Based on this answer I chose the following solution:
#spec/spec_helper.rb
RSpec.configure do |config|
# other code
config.before(:each) { #routes = UserManager::Engine.routes }
end
The additional benefit is, that you don't need to have the before(:each) block in every controller-spec.
Solution for a problem when you don't have or cannot use isolate_namespace:
module Posts
class Engine < Rails::Engine
end
end
In controller specs, to fix routes:
get :show, {:id => 1, :use_route => :posts_engine}
Rails adds _engine to your app routes if you don't use isolate_namespace.
I'm developing a gem for my company that provides an API for the applications we're running. We're using Rails 3.0.9 still, with latest Rspec-Rails (2.10.1). I was having a similar issue where I had defined routes like so in my Rails engine gem.
match '/companyname/api_name' => 'CompanyName/ApiName/ControllerName#apimethod'
I was getting an error like
ActionController::RoutingError:
No route matches {:controller=>"company_name/api_name/controller_name", :action=>"apimethod"}
It turns out I just needed to redefine my route in underscore case so that RSpec could match it.
match '/companyname/api_name' => 'company_name/api_name/controller_name#apimethod'
I guess Rspec controller tests use a reverse lookup based on underscore case, whereas Rails will setup and interpret the route if you define it in camelcase or underscore case.

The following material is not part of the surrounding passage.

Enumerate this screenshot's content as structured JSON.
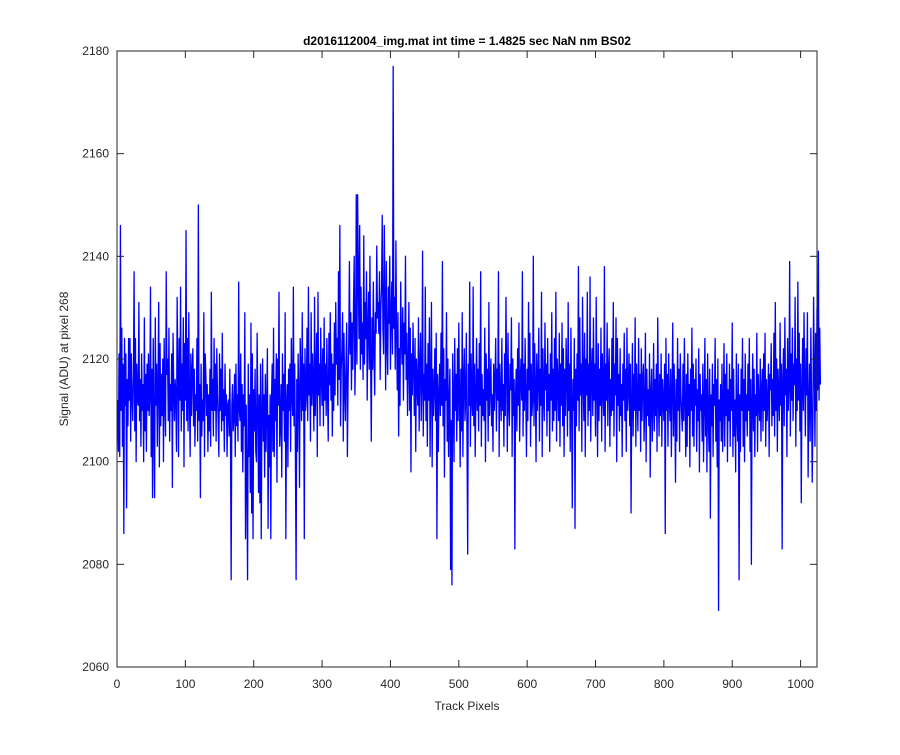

It was already mentioned about adding routes { MyEngine::Engine.routes }, although it's possible to specify this for all controller tests:
# spec/support/test_helpers/controller_routes.rb
module TestHelpers
module ControllerRoutes
extend ActiveSupport::Concern
included do
routes { MyEngine::Engine.routes }
end
end
end
and use in rails_helper.rb:
RSpec.configure do |config|
config.include TestHelpers::ControllerRoutes, type: :controller
end